July 01, 2019

We will be taking a detailed look at how to build shareholder alignment through a shared vision, incentives and shares or options in an upcoming webinar.

Some may think that once the shareholders agree they’d like to sell the business, then this means that everyone is on the same page and it’s now a matter of finding a buyer. However, there are a wide-range of issues that need to be agreed on in order to present a united – and attractive – front to prospective buyers.

The starting point is to agree on the type of deal you want to do. It could be a 100% sale to a strategic acquirer, or perhaps the best strategy is to monetize part of your shareholding with a financial investor while raising funds to grow the business as an independent. A transaction for shareholders can take several forms and each option has its own risk vs reward consideration that must be taken into account. (See the article here for more details) Timelines and value are the two next most immediately evident points to agree on. If one shareholder wants to sell now for $20m, the second shareholder wants to sell in 2 years for $40m and the third wants to receive $50m for their share no matter how far in the future, then there needs to be some discussion about how to balance the best outcome for all involved.

There is then the practicality of what actually gets paid. A deal can be structured in a variety of combinations with cash, shares and earn out lengths all in play and of differing appeal to shareholders involved. Shareholders will receive a payment which is proportionate to the terms of their agreement and a good deal adviser will keep all parties apprised of changes and what they will be taking out of the business at all times. Before embarking on a sales process, knowledge economy firms should ensure they have a well-drafted shareholder agreement to avoid problems down the line when a sale is well advanced.

As our buyer research shows, cultural considerations permeate almost every aspect of a deal and shareholder alignment is no exception. For example, if a shareholder left a particular knowledge economy firm for a reason and that knowledge economy firm now wants to buy their business, then that does not bode well for the deal going through. Does the buyer want to subsume the acquisition while some of the shareholders are very attached to keeping the stand-alone brand? Is the buyer very corporate, with demanding reporting? Some of the shareholders may have set up on their own to be more entrepreneurial and avoid such demands. There is a lot for the shareholders to discuss and agree on.

In all the excitement of the deal, it’s important not to forget that it’s likely that the shareholders will have to continue to work in the business for an earn-out period. Motivation during this time needs to remain high among all the shareholders.
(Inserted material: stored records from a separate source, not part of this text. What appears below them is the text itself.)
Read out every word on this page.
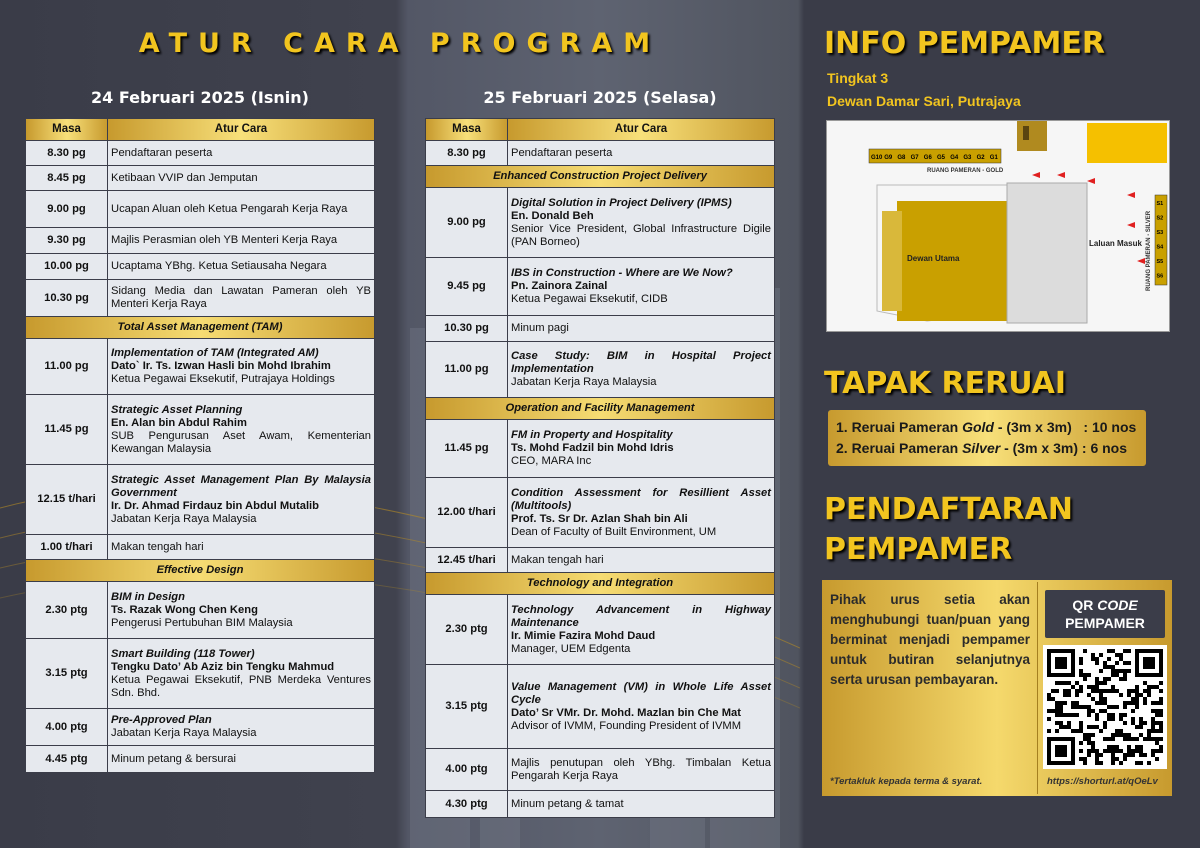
ATUR CARA PROGRAM
24 Februari 2025 (Isnin)	25 Februari 2025 (Selasa)
Masa	Atur Cara
8.30 pg	Pendaftaran peserta
8.45 pg	Ketibaan VVIP dan Jemputan
9.00 pg	Ucapan Aluan oleh Ketua Pengarah Kerja Raya
9.30 pg	Majlis Perasmian oleh YB Menteri Kerja Raya
10.00 pg	Ucaptama YBhg. Ketua Setiausaha Negara
10.30 pg	Sidang Media dan Lawatan Pameran oleh YB Menteri Kerja Raya
Total Asset Management (TAM)	
11.00 pg	Implementation of TAM (Integrated AM)
Dato` Ir. Ts. Izwan Hasli bin Mohd Ibrahim
Ketua Pegawai Eksekutif, Putrajaya Holdings

11.45 pg	Strategic Asset Planning
En. Alan bin Abdul Rahim
SUB Pengurusan Aset Awam, Kementerian Kewangan Malaysia

12.15 t/hari	Strategic Asset Management Plan By Malaysia Government
Ir. Dr. Ahmad Firdauz bin Abdul Mutalib
Jabatan Kerja Raya Malaysia

1.00 t/hari	Makan tengah hari
Effective Design	
2.30 ptg	BIM in Design
Ts. Razak Wong Chen Keng
Pengerusi Pertubuhan BIM Malaysia

3.15 ptg	Smart Building (118 Tower)
Tengku Dato’ Ab Aziz bin Tengku Mahmud
Ketua Pegawai Eksekutif, PNB Merdeka Ventures Sdn. Bhd.

4.00 ptg	Pre-Approved Plan
Jabatan Kerja Raya Malaysia

4.45 ptg	Minum petang & bersurai
Masa	Atur Cara
8.30 pg	Pendaftaran peserta
Enhanced Construction Project Delivery	
9.00 pg	Digital Solution in Project Delivery (IPMS)
En. Donald Beh
Senior Vice President, Global Infrastructure Digile (PAN Borneo)

9.45 pg	IBS in Construction - Where are We Now?
Pn. Zainora Zainal
Ketua Pegawai Eksekutif, CIDB

10.30 pg	Minum pagi
11.00 pg	Case Study: BIM in Hospital Project Implementation
Jabatan Kerja Raya Malaysia

Operation and Facility Management	
11.45 pg	FM in Property and Hospitality
Ts. Mohd Fadzil bin Mohd Idris
CEO, MARA Inc

12.00 t/hari	Condition Assessment for Resillient Asset (Multitools)
Prof. Ts. Sr Dr. Azlan Shah bin Ali
Dean of Faculty of Built Environment, UM

12.45 t/hari	Makan tengah hari
Technology and Integration	
2.30 ptg	Technology Advancement in Highway Maintenance
Ir. Mimie Fazira Mohd Daud
Manager, UEM Edgenta

3.15 ptg	Value Management (VM) in Whole Life Asset Cycle
Dato’ Sr VMr. Dr. Mohd. Mazlan bin Che Mat
Advisor of IVMM, Founding President of IVMM

4.00 ptg	Majlis penutupan oleh YBhg. Timbalan Ketua Pengarah Kerja Raya
4.30 ptg	Minum petang & tamat
INFO PEMPAMER
Tingkat 3
Dewan Damar Sari, Putrajaya
G10 G9 G8 G7 G6 G5 G4 G3 G2 G1
RUANG PAMERAN - GOLD
S1
S2
S3
S4
S5
S6
RUANG PAMERAN - SILVER
Dewan Utama
Laluan Masuk
TAPAK RERUAI
1. Reruai Pameran Gold - (3m x 3m)   : 10 nos
2. Reruai Pameran Silver - (3m x 3m) : 6 nos
PENDAFTARAN
PEMPAMER
Pihak urus setia akan menghubungi tuan/puan yang berminat menjadi pempamer untuk butiran selanjutnya serta urusan pembayaran.
QR CODE
PEMPAMER
*Tertakluk kepada terma & syarat.	https://shorturl.at/qOeLv
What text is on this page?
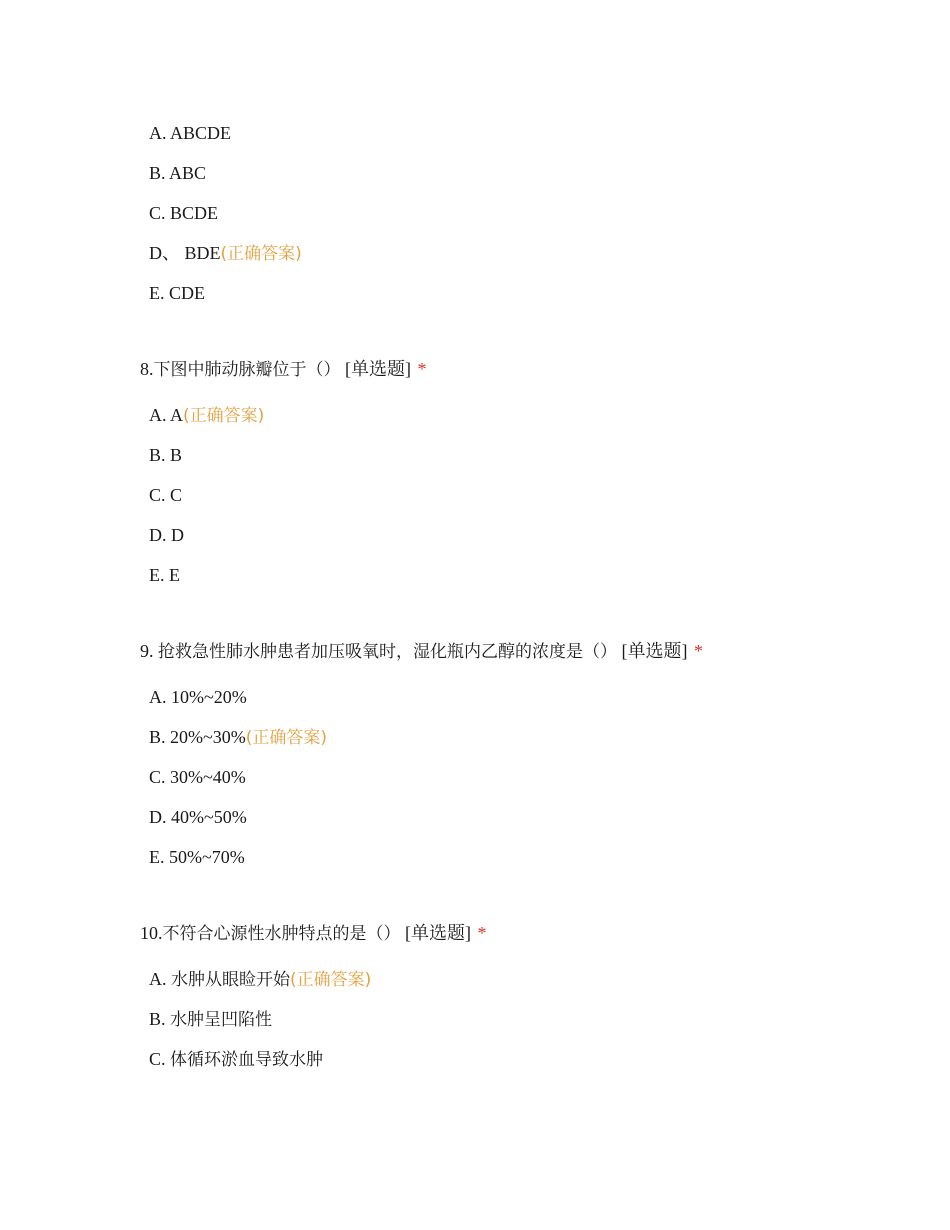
A. ABCDE
B. ABC
C. BCDE
D、 BDE(正确答案)
E. CDE
8.下图中肺动脉瓣位于（） [单选题] *
A. A(正确答案)
B. B
C. C
D. D
E. E
9. 抢救急性肺水肿患者加压吸氧时，湿化瓶内乙醇的浓度是（） [单选题] *
A. 10%~20%
B. 20%~30%(正确答案)
C. 30%~40%
D. 40%~50%
E. 50%~70%
10.不符合心源性水肿特点的是（） [单选题] *
A. 水肿从眼睑开始(正确答案)
B. 水肿呈凹陷性
C. 体循环淤血导致水肿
This may be difficult when there is a big sum of money sitting in the bank, but all the shareholders must remain aligned with the investor’s objectives for it to be a success.

Finally, what happens if the deal doesn’t complete? Selling a business is a high-pressure situation and can be like being on a rollercoaster. If the deal fails to go ahead – whether at the due diligence point, or a buyer pulling out even later – will all the shareholders be able to recover and get back to growing the business and motivating their team? It’s worth regular reminders during the sales process that nothing is settled until everyone has signed on the dotted line.